Unlike conventional energy resources that are available at any time, wind speed and wind direction need to be forecasted in advance in order to estimate production and plan its contribution to a nation’s grid system. As the use of wind power increases, accurate forecasts are essential to maximize output from the wind farms. This includes the most important decision of all, the location of a wind farm and the placement of its turbines1.

The location of an industrial-scale wind farm, defined as a cluster of wind turbines used to produce electricity, is of paramount importance. Measuring the farm-specific wind characteristics including mean wind speed, wind speed distribution (diurnal, seasonal, annual patterns), distribution of wind direction, short-term fluctuations, long-term fluctuations and wind shear profile are essential for determining the location of farm and turbines. This can strongly influence the performance of the wind turbines and thus the power generated by the wind farms2. Moreover, interactions among multiple turbines change the power generation efficiency of turbines. Specifically, the wakes from upwind turbines can greatly affect the power production of downstream turbines, and this effect depends strongly on the wind direction3. Generally, downstream turbines produce less power compared to upwind turbines, but changes in wind direction can cause heterogeneity in the power curve of each turbine such that some upstream turbines can become downstream turbines4. Porté-Agel et al.5 presented a study about the effects of wind direction on turbine wakes and power losses at a large wind farm. Castellani et al.6 showed how the alignment of wind turbines to wind direction affects efficiency (see also Kazacoks et al.7 and Gomez and Lundquist8).

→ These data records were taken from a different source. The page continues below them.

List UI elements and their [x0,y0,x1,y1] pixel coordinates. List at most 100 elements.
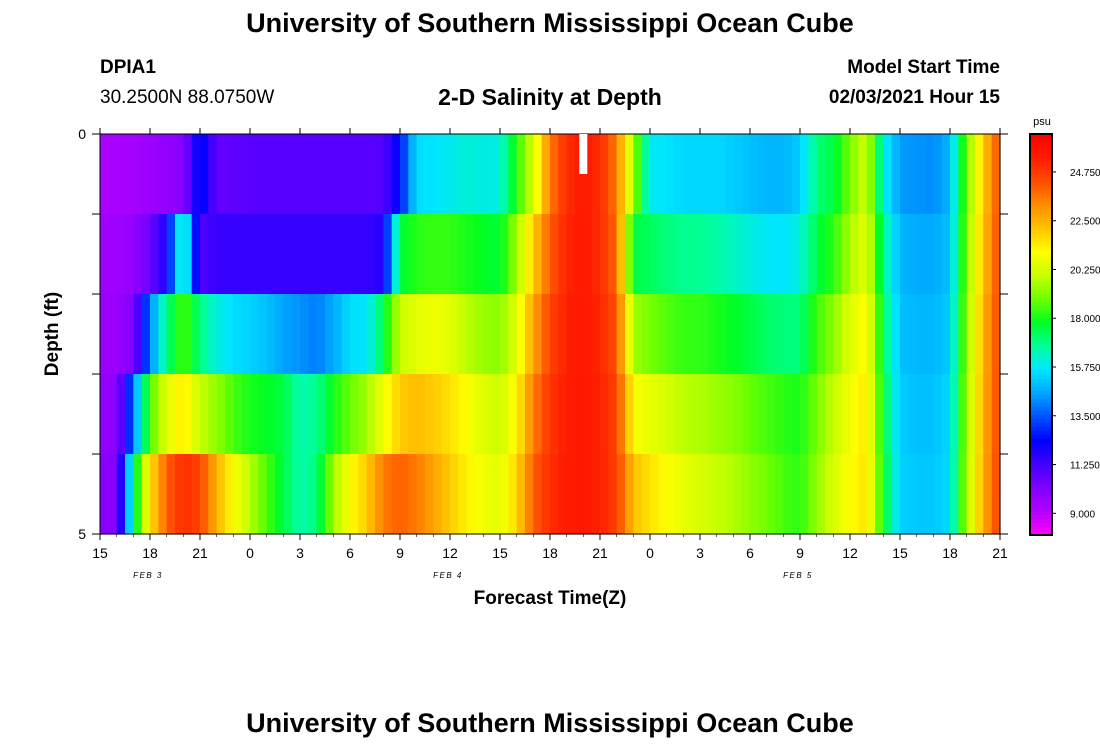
heatmap-cell [366,454,376,495]
heatmap-cell [133,374,143,415]
heatmap-cell [975,334,984,375]
heatmap-cell [533,294,543,335]
x-tick-label: 6 [746,545,754,561]
heatmap-cell [633,134,643,175]
heatmap-cell [808,294,818,335]
heatmap-cell [175,254,184,295]
heatmap-cell [933,294,943,335]
colorbar-cell [1030,142,1052,147]
heatmap-cell [100,214,109,255]
heatmap-cell [208,414,218,455]
heatmap-cell [733,294,743,335]
y-axis-label: Depth (ft) [42,292,63,376]
heatmap-cell [691,414,701,455]
heatmap-cell [600,334,609,375]
heatmap-cell [775,134,784,175]
heatmap-cell [166,214,176,255]
date-label: FEB 4 [433,571,463,580]
colorbar-cell [1030,450,1052,456]
heatmap-cell [383,334,393,375]
heatmap-cell [416,334,426,375]
heatmap-cell [916,214,926,255]
heatmap-cell [300,174,309,215]
heatmap-cell [250,494,259,535]
heatmap-cell [641,334,651,375]
heatmap-cell [333,214,343,255]
heatmap-cell [866,254,876,295]
heatmap-cell [475,414,484,455]
x-tick-label: 12 [442,545,458,561]
colorbar-cell [1030,422,1052,428]
heatmap-cell [358,174,368,215]
heatmap-cell [558,334,568,375]
heatmap-cell [908,374,918,415]
heatmap-cell [391,454,401,495]
heatmap-cell [225,494,234,535]
heatmap-cell [366,134,376,175]
heatmap-cell [166,334,176,375]
date-label: FEB 5 [783,571,813,580]
heatmap-cell [650,494,659,535]
heatmap-cell [183,214,193,255]
heatmap-cell [875,214,884,255]
heatmap-cell [633,214,643,255]
heatmap-cell [800,174,809,215]
heatmap-cell [650,374,659,415]
heatmap-cell [925,174,934,215]
heatmap-cell [925,454,934,495]
heatmap-cell [691,214,701,255]
heatmap-cell [800,494,809,535]
heatmap-cell [641,214,651,255]
heatmap-cell [133,454,143,495]
colorbar-cell [1030,490,1052,496]
heatmap-cell [850,294,859,335]
colorbar-cell [1030,134,1052,139]
heatmap-cell [708,454,718,495]
heatmap-cell [616,134,626,175]
heatmap-cell [966,294,976,335]
heatmap-cell [891,214,901,255]
heatmap-cell [558,134,568,175]
heatmap-cell [766,254,776,295]
heatmap-cell [500,374,509,415]
heatmap-cell [975,134,984,175]
heatmap-cell [358,454,368,495]
heatmap-cell [258,494,268,535]
heatmap-cell [991,494,1001,535]
heatmap-cell [925,334,934,375]
heatmap-cell [916,174,926,215]
heatmap-cell [116,214,126,255]
heatmap-cell [400,414,409,455]
heatmap-cell [258,374,268,415]
heatmap-cell [991,334,1001,375]
heatmap-cell [941,254,951,295]
heatmap-cell [275,494,284,535]
heatmap-cell [433,454,443,495]
heatmap-cell [741,254,751,295]
heatmap-cell [683,454,693,495]
heatmap-cell [833,214,843,255]
heatmap-cell [891,254,901,295]
heatmap-cell [583,494,593,535]
heatmap-cell [483,134,493,175]
heatmap-cell [725,414,734,455]
heatmap-cell [616,454,626,495]
heatmap-cell [133,134,143,175]
heatmap-cell [175,294,184,335]
heatmap-cell [625,134,634,175]
heatmap-cell [200,174,209,215]
heatmap-cell [950,374,959,415]
heatmap-cell [958,134,968,175]
heatmap-cell [441,134,451,175]
heatmap-cell [275,294,284,335]
colorbar-cell [1030,510,1052,516]
heatmap-cell [250,454,259,495]
colorbar-cell [1030,462,1052,468]
heatmap-cell [108,174,118,215]
heatmap-cell [941,214,951,255]
heatmap-cell [116,494,126,535]
heatmap-cell [208,134,218,175]
heatmap-cell [891,454,901,495]
colorbar-tick-label: 9.000 [1070,509,1095,520]
heatmap-cell [316,374,326,415]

Predicting wind speed and wind direction are crucial to choose the location of wind farm and the placement of its turbines and also to estimate wind power production. To the best of the authors’ knowledge none of the existing literature follows a directional statistics approach for prediction of the wind direction. The interested reader is referred to some contributions in which several approaches have been proposed for forecasting wind direction. El-Fouly et al.20 suggested a linear time-series-based model for prediction of wind speed and direction. Garcia-Planas and Gongadze21 constructed a predictive model for wind speed and direction based on linear Markov chains under linear algebra point of view (see also Zeng et al.22, Fan et al.23, Zheng et al.24, Chen et al.25, Liu et al.26, Giangregorio et al.27, Wang et al.28). Note however that this paper approaches skew directional models from the Bayesian statistical angle.

Circular statistics can be applied to obtain the distribution of wind direction while Weibull, gamma, normal, Rayleigh, log-normal, inverse Gaussian, logistic distributions are some common models for the wind speed (see Deep et al.9 and Gugliani et al.10). For example, mixtures of von Mises (VM) distributions have been widely applied to model wind direction for different locations10,11,12,13,14,15,16,17. Gugliani et al.18 have applied Kato and Jones circular distribution19 to model wind direction.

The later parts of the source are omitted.